Sécurité - 4 août 2026

Les RSF se tournent vers la mobilisation tribale au Darfour après des revers au Kordofan

Par Amina Kabasele2 min de lecture

Nyala, le 4 août 2026 - Le commandant des Forces de soutien rapide, Mohamed Hamdan Dagalo, connu sous le nom de Hemedti, s'est tourné vers une mobilisation tribale directe au Darfour après des revers sur le champ de bataille au Kordofan nord, marquant un changement potentiellement significatif dans les dynamiques politiques et militaires de la guerre. Dans un discours prononcé la semaine dernière, Hemedti a appelé les forces à se mobiliser pour "libérer Khartoum", à rassembler des combattants et à libérer ce qu'il a décrit comme "al-Rasan" pour le front du Kordofan.

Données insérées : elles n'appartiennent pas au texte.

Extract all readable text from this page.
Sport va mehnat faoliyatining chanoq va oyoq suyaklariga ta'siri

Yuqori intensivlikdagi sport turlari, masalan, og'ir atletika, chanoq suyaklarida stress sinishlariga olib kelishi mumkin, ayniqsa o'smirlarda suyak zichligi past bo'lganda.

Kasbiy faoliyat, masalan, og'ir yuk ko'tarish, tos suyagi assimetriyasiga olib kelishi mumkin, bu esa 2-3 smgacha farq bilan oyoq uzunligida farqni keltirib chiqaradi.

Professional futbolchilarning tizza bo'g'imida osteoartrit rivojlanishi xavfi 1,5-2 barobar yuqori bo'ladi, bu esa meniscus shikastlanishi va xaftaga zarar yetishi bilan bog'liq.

Dans le contexte politique et militaire de l'ouest du Soudan, le terme fait référence à défaire la corde d'une bête et est utilisé au sens figuré pour signaler la libération des formations tribales et communautaires pour le combat. Ce changement semble viser à compenser les pertes en effectifs et la pression sur les lignes d'approvisionnement des RSF reliant le Darfour, le Kordofan et la capitale.

Il pourrait également réduire la dépendance aux mercenaires étrangers, dont le recrutement nécessite des devises fortes et a attiré l'attention internationale. Des réponses tribales ont commencé à émerger au Darfour. Shartai Ibrahim Abdallah Mohamed, un leader éminent de l'administration autochtone Fur dans le Sud-Darfour, a promis quatre brigades de combat au Conseil présidentiel aligné sur les RSF sous le slogan "al-Rasan".

Une délégation représentant les tribus arabes dans l'ouest et le centre du Darfour a également annoncé des préparatifs pour une force de 11 bataillons à déployer sur les fronts de bataille. Ce mouvement augmente le risque d'une militarisation communautaire plus profonde au Darfour et pourrait encore éroder le tissu social de la région.

Pour les investisseurs et les planificateurs humanitaires, cela signale un risque accru de fragmentation des conflits à travers l'ouest du Soudan, avec des implications pour les corridors de transport, l'accès à l'aide et tout processus de stabilisation futur.